Thursday, May 3, 2007

WoW! Now Even Liberals Are Calling the Pelosi-wing of the Democratic party “Morons”





This past Tuesday The New Republic kicked of “May Day” by proverbially kicking Congressional Liberal Dems in the nads.

Senior Editor, Lawrence Kaplan wrote, “Maybe it was a slip of the tongue. But, when Nancy Pelosi confessed last year that she felt "sad" about President Bush's claims that Al Qaeda operates in Iraq, she seemed to be disputing what every American soldier in Iraq, every Al Qaeda operative, and anyone who reads a newspaper already knew to be true. (When I questioned him about Pelosi's assertion, a U.S. officer in Ramadi responded, incredulously, that Al Qaeda had just held a parade in his sector.) Perhaps the House speaker was alluding to the discredited claim that Al Qaeda operated in Iraq before the war.”

Ironically even that charitable last out (the one about al Qaeda not having been in Iraq prior to the U.S./U.K. led invasion has been dispelled by George Tenet whose recent book claims that Abu Musab al-Zarqawi was operating in Iraq as early as May of 2002.

At any rate , Kaplan honestly assesses the possibilities in this way, “What is going on here?
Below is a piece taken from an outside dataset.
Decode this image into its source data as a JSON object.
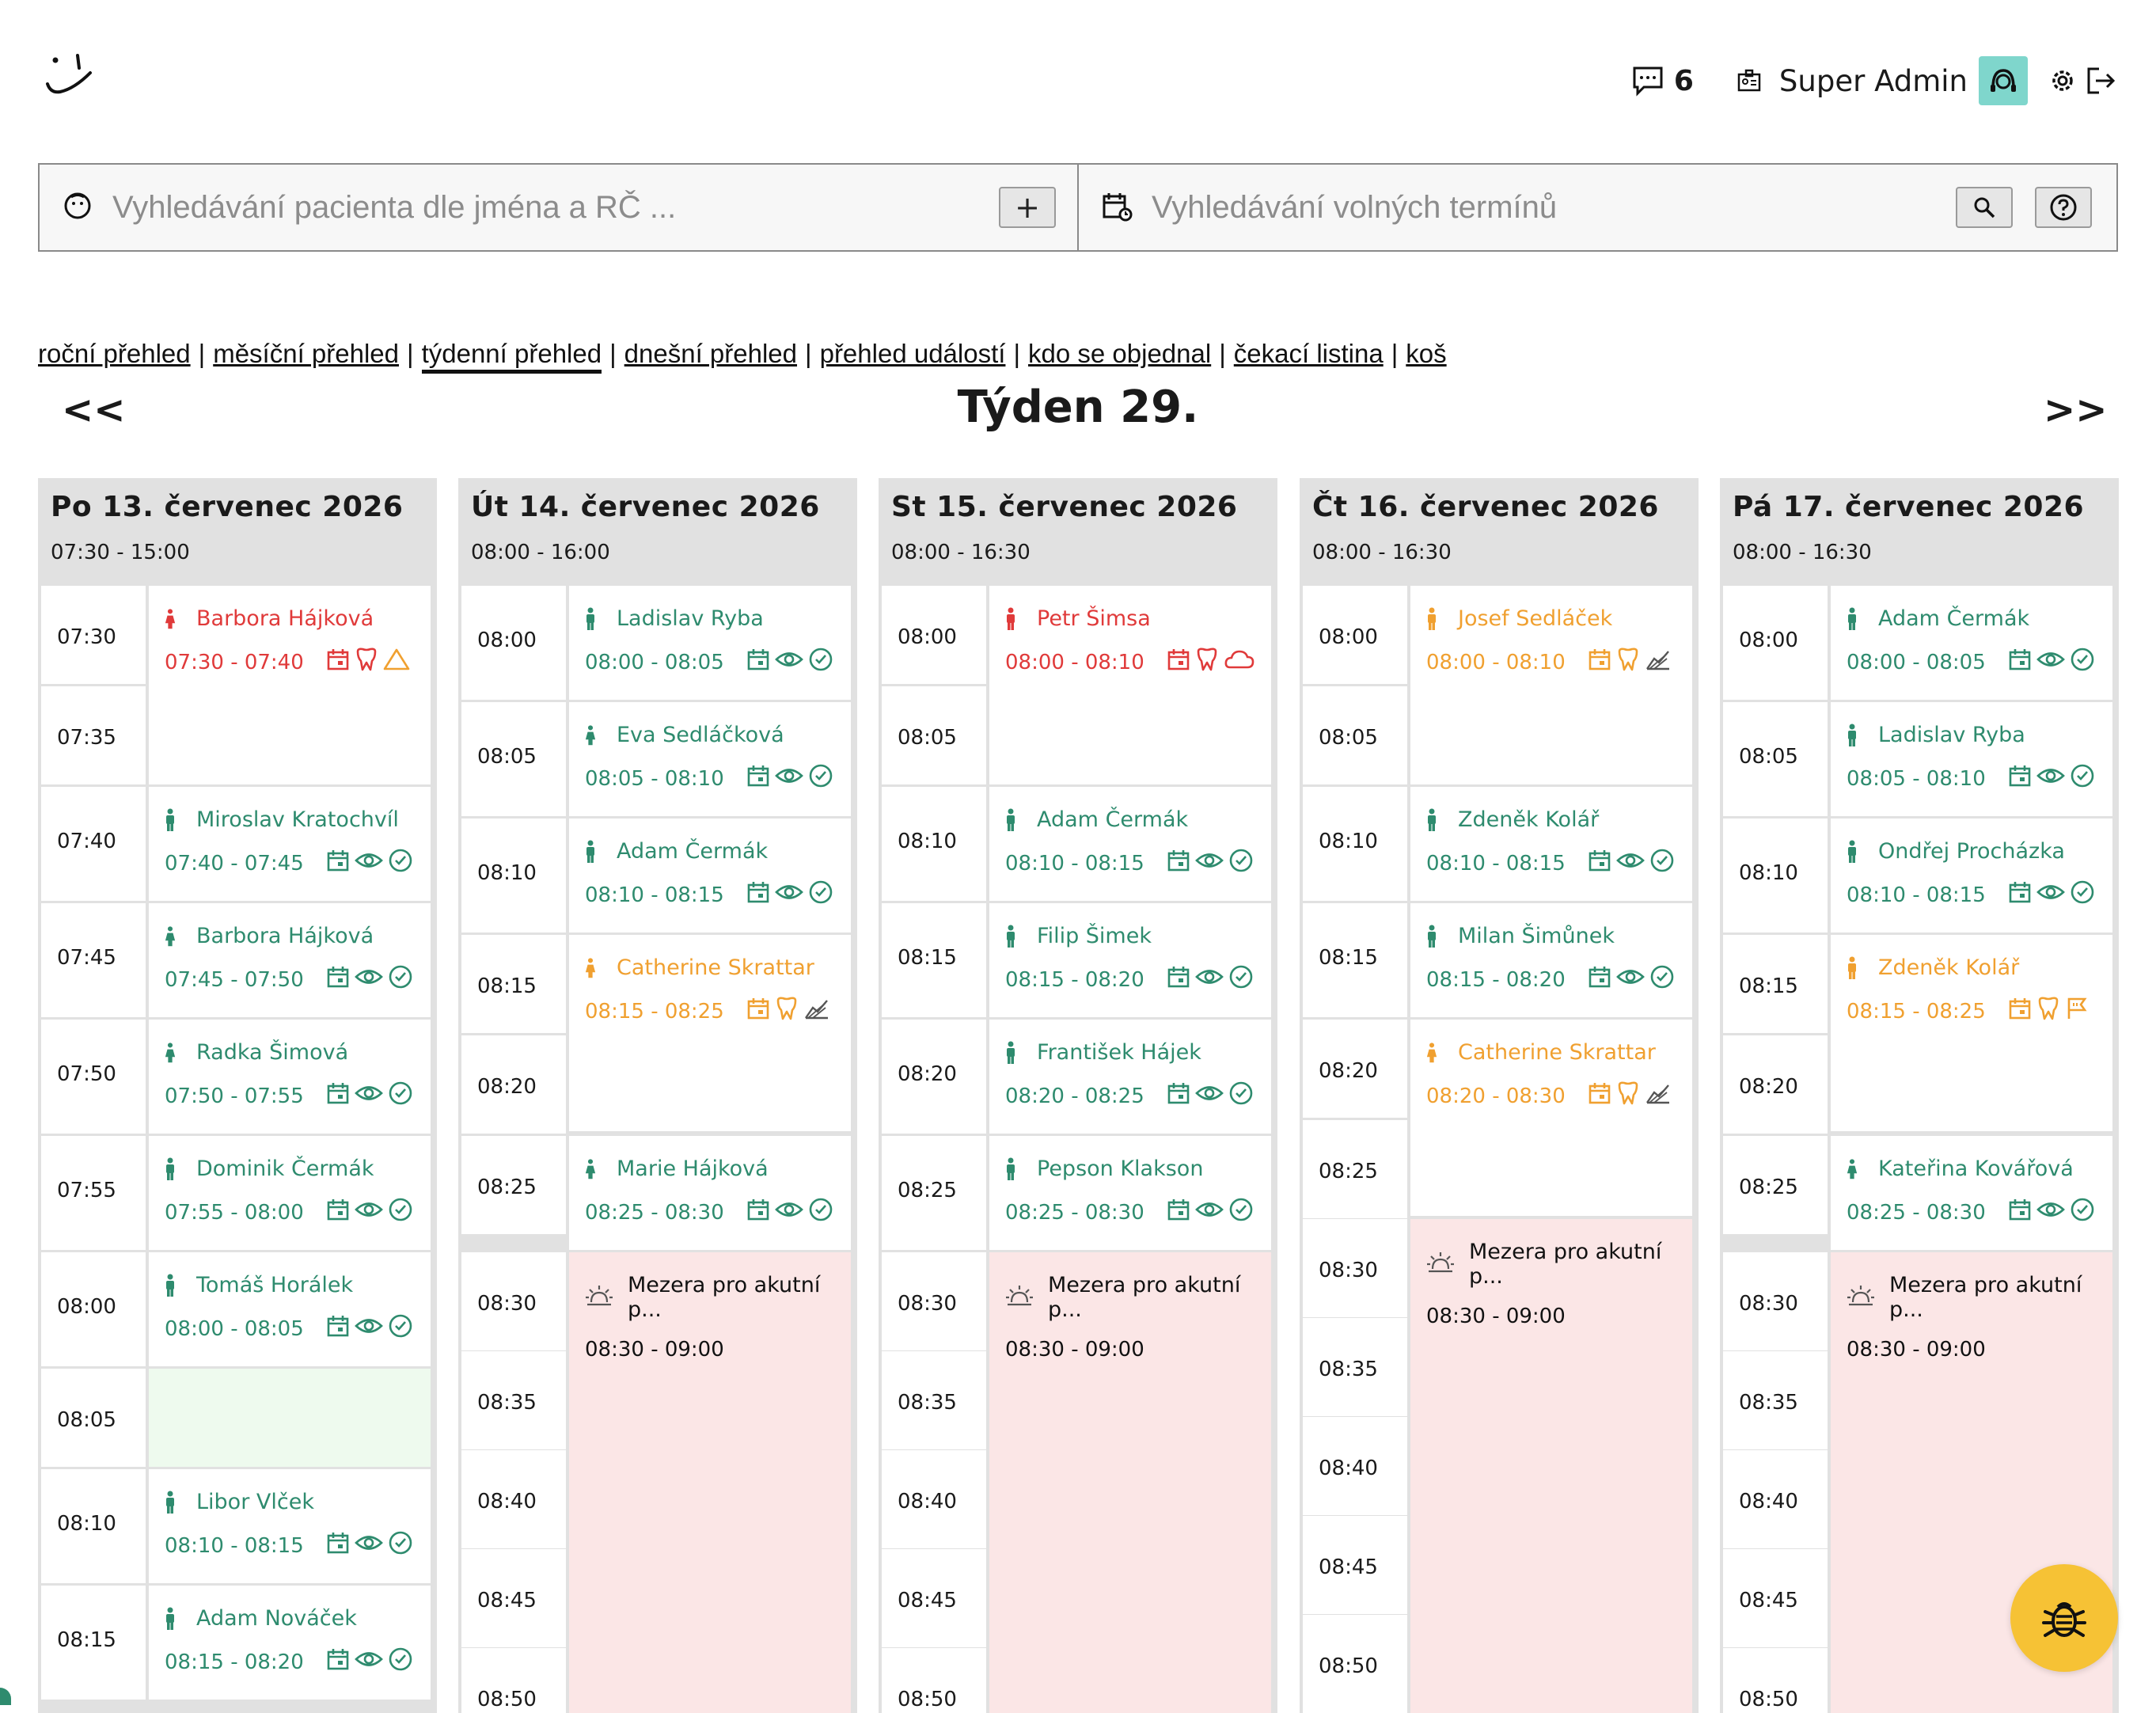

There are two possibilities: First, Reid and Pelosi could be purposefully minimizing the stakes in Iraq. Or, second, they don't know what they're talking about. My guess is some combination of the two. Political maneuvering certainly contributes to the everyday pollution of Iraq discourse. But a lot of the pollution derives from legislators being functionally illiterate about the war over which Congress now intends to preside. In this, of course, they're hardly alone.”

More perplexing still is these same Congressional Democrats non-reception of General Petraeus. Again, Kaplan explained, “During General Petraeus's visit to Washington last week, for example, House Democrats at first denied the Iraq commander an opportunity to brief them, citing "scheduling conflicts." And, when he finally did brief Congress, the evidence of progress that Petraeus was expected to present was dismissed before he even offered it. "He's the commander," Senator Carl Levin reasoned. "We always know that commanders are optimistic about their policies." The joke here, of course, is that Levin and his colleagues were not so long ago denouncing the Bush administration -- and rightly so -- for the sin of disparaging military expertise.”

Stranger still, is the fact that most of these Congressional Dems voted to confirm General Petraeus, who endorsed the surge, thus confirming Petraeus was, in effect, supporting the surge.

Even the Washington posts’ David Broder has taken Harry Reid to task for undermining his own plan for a diplomatic solution to Iraq.

"Instead of reinforcing the important proposition ... that a military strategy for Iraq is necessary but not sufficient to solve the myriad political problems of that country, Reid has mistakenly argued that the military effort is lost but a diplomatic-political strategy can succeed." Nor is this the only reason to doubt the reasoning behind Reid's "diplomatic surge." To begin with, even if they were inclined to assist the American cause in Iraq, neither Iran nor Syria have much, if any, sway over Al Qaeda. Moreover, the violence in Iraq has its own, wholly internal logic. In fact, the one brand of diplomacy that truly matters in Iraq--the U.S. Army's tribal diplomacy, which accounts for the recent turn-around in Anbar Province--is precisely the mission that Reid's demand for a skeleton force would shut down.”

Lawrence Kaplan calls them “illiterate on Iraq,” and Broder calls Reid’s basic common sense into question.

Does it get any better and yet, at the same time, scarier than that?!